I say “we” because I too am guilty of having sown the wind.  The great news, in Hosea and in the Gospel of John, is that God is eager to restore us– to graft us in–to welcome us home after our storm-tossed wanderings.  Let’s get serious about abiding in God, instead of scattering the latest “feel-good” religious spam.  God, forgive me for the times I have cheapened your precious gift of prayer.  Help me to abide in you, and refrain from careless words to you, about you, and about others.

birdswater

Prayer Bullies

When I first felt the urge to blog about prayer and prayer life, I held off a bit.  I think prayer is many things– important, impactful, practical, personal, holy, and humbling.  I finally decided to start writing, not because I am an expert on prayer, or  that I have mastered the practice, but because I feel passionate about growing in my prayer, to pray with more knowledge, focus, and impact.  I’m sharing in the hope that you will be encouraged, challenged, and equipped to do the same.  I want to explore the many aspects of prayer, and learn all that it can be. But one thing prayer should never be is a bludgeon.
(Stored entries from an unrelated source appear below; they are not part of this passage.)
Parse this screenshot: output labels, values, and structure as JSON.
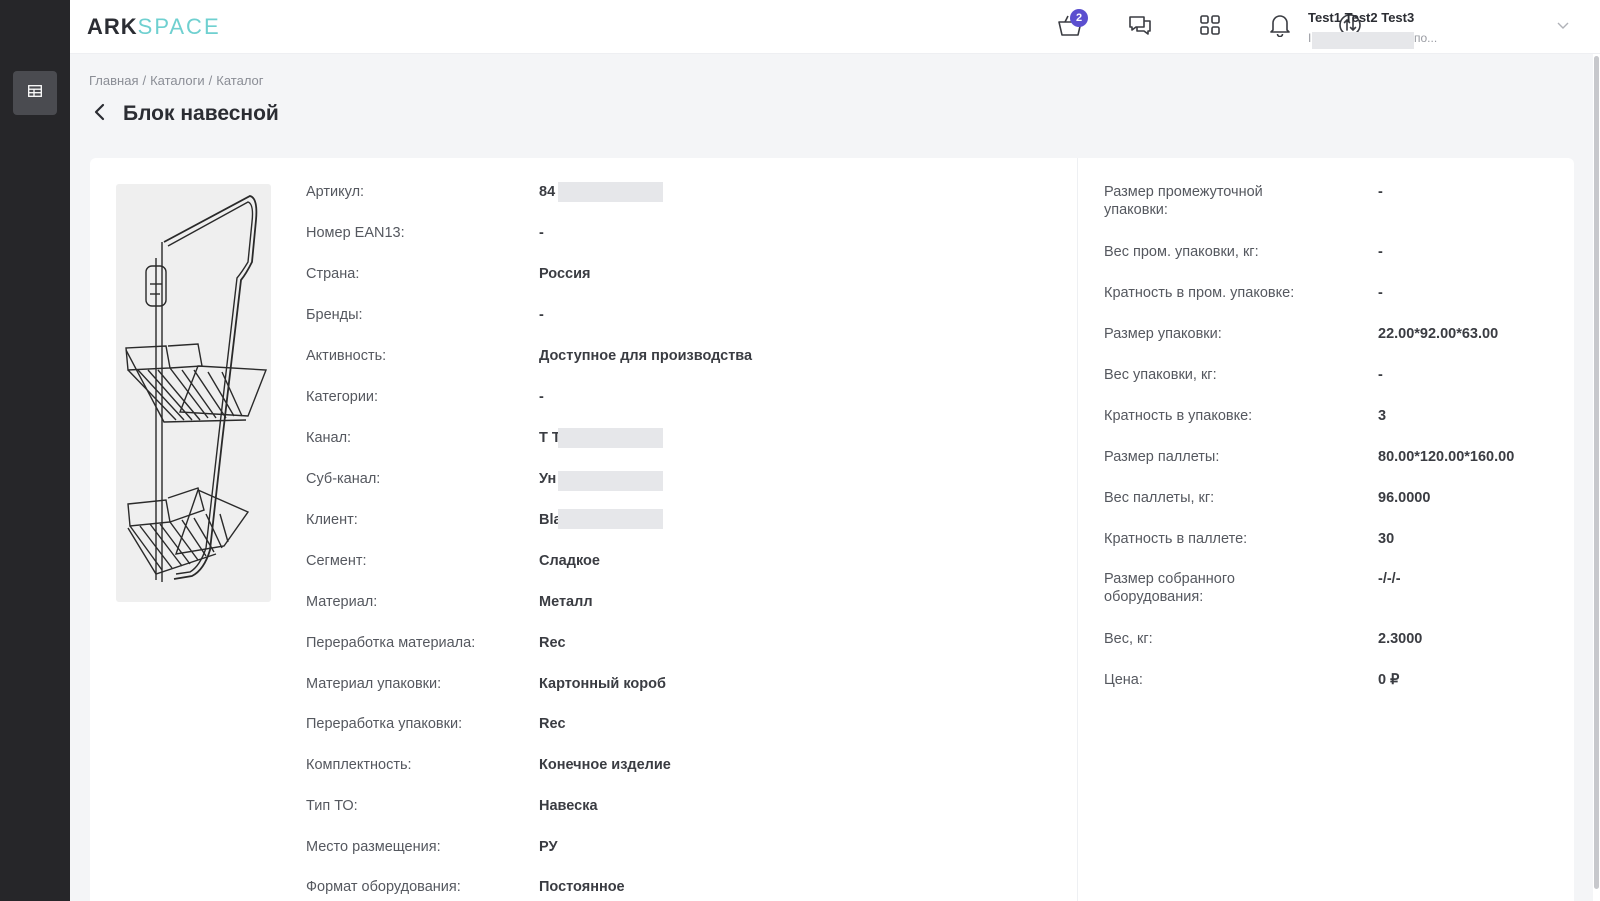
{
  "logo": {
    "ark": "ARK",
    "space": "SPACE"
  },
  "header": {
    "cart_count": "2",
    "user_name": "Test1 Test2 Test3",
    "user_sub_prefix": "I",
    "user_sub_suffix": "по..."
  },
  "breadcrumb": {
    "items": [
      "Главная",
      "Каталоги",
      "Каталог"
    ],
    "sep": "/"
  },
  "page_title": "Блок навесной",
  "left_props": [
    {
      "label": "Артикул:",
      "value": "84"
    },
    {
      "label": "Номер EAN13:",
      "value": "-"
    },
    {
      "label": "Страна:",
      "value": "Россия"
    },
    {
      "label": "Бренды:",
      "value": "-"
    },
    {
      "label": "Активность:",
      "value": "Доступное для производства"
    },
    {
      "label": "Категории:",
      "value": "-"
    },
    {
      "label": "Канал:",
      "value": "Т Т"
    },
    {
      "label": "Суб-канал:",
      "value": "Ун"
    },
    {
      "label": "Клиент:",
      "value": "Bla"
    },
    {
      "label": "Сегмент:",
      "value": "Сладкое"
    },
    {
      "label": "Материал:",
      "value": "Металл"
    },
    {
      "label": "Переработка материала:",
      "value": "Rec"
    },
    {
      "label": "Материал упаковки:",
      "value": "Картонный короб"
    },
    {
      "label": "Переработка упаковки:",
      "value": "Rec"
    },
    {
      "label": "Комплектность:",
      "value": "Конечное изделие"
    },
    {
      "label": "Тип ТО:",
      "value": "Навеска"
    },
    {
      "label": "Место размещения:",
      "value": "РУ"
    },
    {
      "label": "Формат оборудования:",
      "value": "Постоянное"
    }
  ],
  "right_props": [
    {
      "label_1": "Размер промежуточной",
      "label_2": "упаковки:",
      "value": "-"
    },
    {
      "label_1": "Вес пром. упаковки, кг:",
      "value": "-"
    },
    {
      "label_1": "Кратность в пром. упаковке:",
      "value": "-"
    },
    {
      "label_1": "Размер упаковки:",
      "value": "22.00*92.00*63.00"
    },
    {
      "label_1": "Вес упаковки, кг:",
      "value": "-"
    },
    {
      "label_1": "Кратность в упаковке:",
      "value": "3"
    },
    {
      "label_1": "Размер паллеты:",
      "value": "80.00*120.00*160.00"
    },
    {
      "label_1": "Вес паллеты, кг:",
      "value": "96.0000"
    },
    {
      "label_1": "Кратность в паллете:",
      "value": "30"
    },
    {
      "label_1": "Размер собранного",
      "label_2": "оборудования:",
      "value": "-/-/-"
    },
    {
      "label_1": "Вес, кг:",
      "value": "2.3000"
    },
    {
      "label_1": "Цена:",
      "value": "0 ₽"
    }
  ],
  "icons": {
    "sidebar": "catalog-table-icon",
    "cart": "basket-icon",
    "chat": "chat-icon",
    "apps": "grid-icon",
    "notifications": "bell-icon",
    "exchange": "exchange-icon",
    "back": "chevron-left-icon",
    "user_menu": "chevron-down-icon"
  },
  "colors": {
    "sidebar": "#262629",
    "accent": "#5b4fcf",
    "logo_space": "#6fd0d0"
  }
}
I find it embarrassing to be in the company of certain fellow Christians when I hear them try to stop a discussion or argument with the phrase, “I’ll pray for you.”  Occasionally, they say it in love and mean it as a sincere gesture, but most of the time it is as condescending and insincere as a Southern, “well, bless your little pea-pickin’ heart.”  “I’ll pray for you”, in this context, suggests that you (and only you) have a problem.  I don’t need to listen to, reconsider, or even try to understand your argument, because I have already determined that you have no valid point and I have no obligation to hear you out. But more than that, it suggests two horrible things about prayer that are untrue and misleading.  First, it suggests that my only interest in you is to “fix” you.  In other words, I can’t convince you to see things my way, so I will reluctantly spend some of my precious time praying that you see things my way.  I won’t listen to you, try to understand you, or give you any of my respect, but I will do my best to bring your bad behavior and/or faulty beliefs to God’s attention (in contrast to my.own).  Prayer should never be a threat, or a weapon to be used against another person.  Secondly, it suggests that prayer is leverage; that I have God on some kind of leash.  I pray when things aren’t going my way, and God “fixes” them–including people who don’t share my theology or doctrine or worship preference.
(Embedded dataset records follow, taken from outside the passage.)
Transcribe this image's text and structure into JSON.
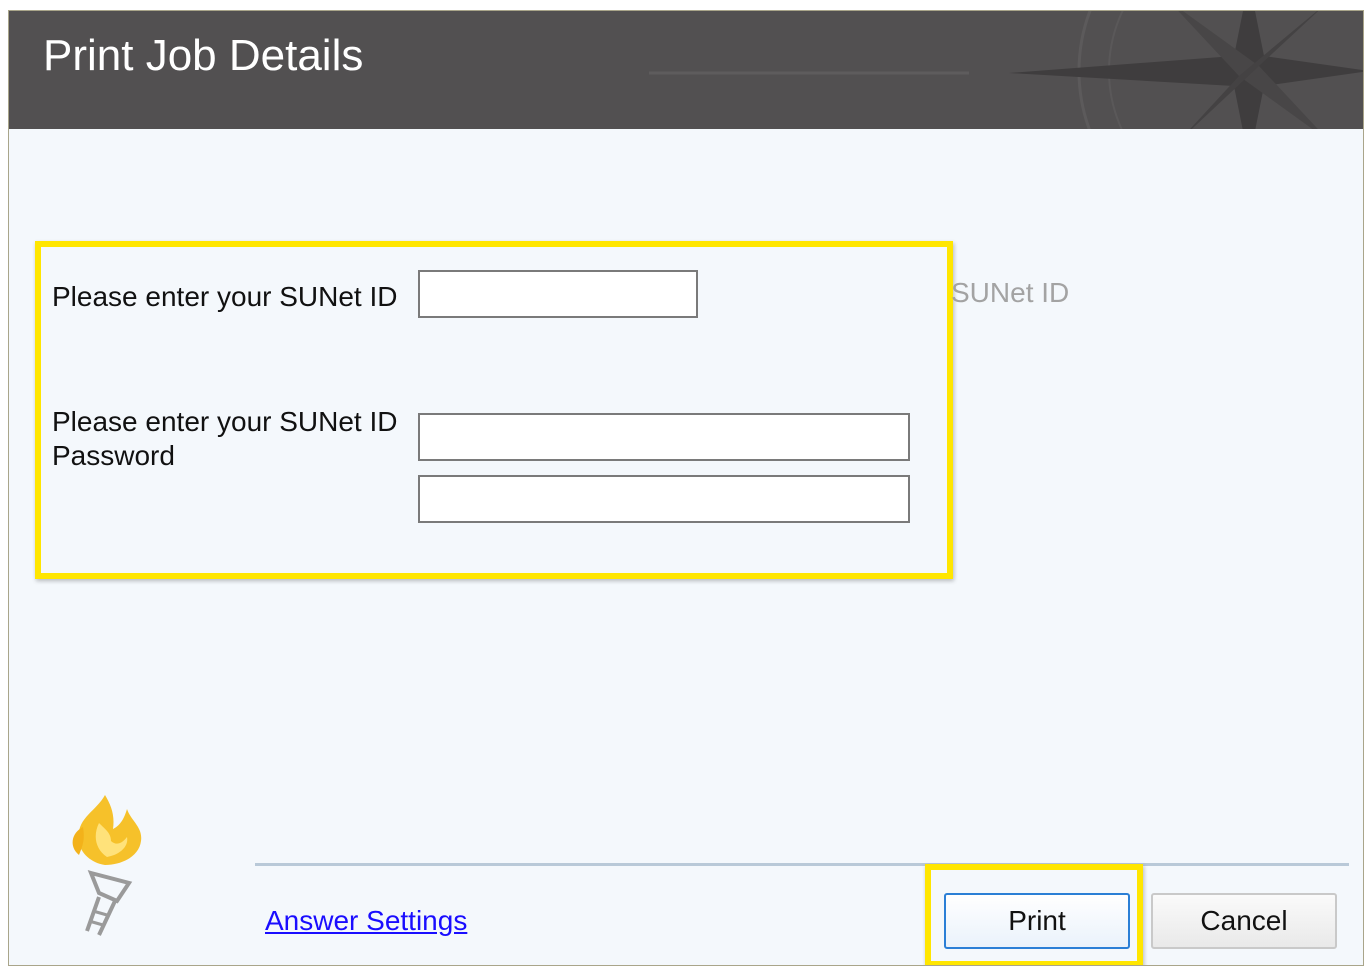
{
  "window": {
    "title": "Print Job Details"
  },
  "form": {
    "sunet_id_label": "Please enter your SUNet ID",
    "sunet_id_value": "",
    "password_label": "Please enter your SUNet ID Password",
    "password_value": "",
    "password_confirm_value": "",
    "hint_text": "SUNet ID"
  },
  "footer": {
    "answer_settings_link": "Answer Settings",
    "print_label": "Print",
    "cancel_label": "Cancel"
  },
  "colors": {
    "titlebar": "#525051",
    "highlight": "#ffe600",
    "link": "#1a0dff",
    "dialog_background": "#f4f8fc"
  },
  "icons": {
    "logo": "torch-icon",
    "titlebar_decoration": "compass-star-icon"
  }
}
One of the dangers of writing and talking about prayer in a public forum is the risk of seeming to or actually to impose personal preferences, practices, and beliefs on others.  I hope to suggest many prayer thoughts and practices that I find true, helpful, challenging, or even dangerous, but I don’t want to insist that there is only one way to think about prayer or to practice it.  Prayer is our way of communicating with our creator.  He didn’t make us all the same; we don’t all like the same things, we don’t all interact the same way; we don’t have the same talents, passions, or responses to the world around us.  The one constant in prayer is God.  What I believe about God will determine how I pray, why I pray, maybe even when or how often I pray.  But it won’t determine God’s character or his actions toward another person.  I cannot make God make you do anything.  I cannot use God as some kind of enforcer or hypnotist or brain-washer– nor should I wish to.
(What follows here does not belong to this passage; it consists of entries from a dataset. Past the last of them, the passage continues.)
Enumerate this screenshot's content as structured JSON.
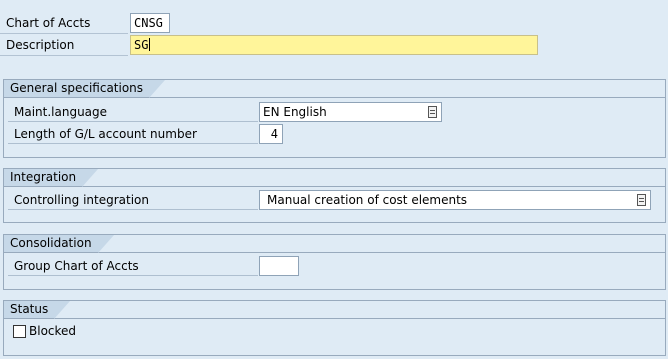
{
  "header": {
    "chart_label": "Chart of Accts",
    "chart_value": "CNSG",
    "description_label": "Description",
    "description_value": "SG"
  },
  "groups": {
    "general": {
      "title": "General specifications",
      "maint_language_label": "Maint.language",
      "maint_language_value": "EN English",
      "gl_length_label": "Length of G/L account number",
      "gl_length_value": "4"
    },
    "integration": {
      "title": "Integration",
      "controlling_label": "Controlling integration",
      "controlling_value": "Manual creation of cost elements"
    },
    "consolidation": {
      "title": "Consolidation",
      "group_chart_label": "Group Chart of Accts",
      "group_chart_value": ""
    },
    "status": {
      "title": "Status",
      "blocked_label": "Blocked",
      "blocked_checked": false
    }
  },
  "icons": {
    "value_help": "value-help-icon"
  },
  "colors": {
    "background": "#dfebf5",
    "required_field": "#fff59a",
    "group_title": "#c6d8e8"
  }
}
I do pray for people who dislike or despise me, who dishonor or deny God.  I pray for their health, their safety, and their redemption.  I pray for family and close friends and complete strangers.  But I should do so knowing that God cherishes each person–gave his life for each one.  God is not a bully, even though he has been characterized as such by some.  God wants us to pray for everyone–not with pride or bitterness or an agenda, but with his compassion, grace, and love.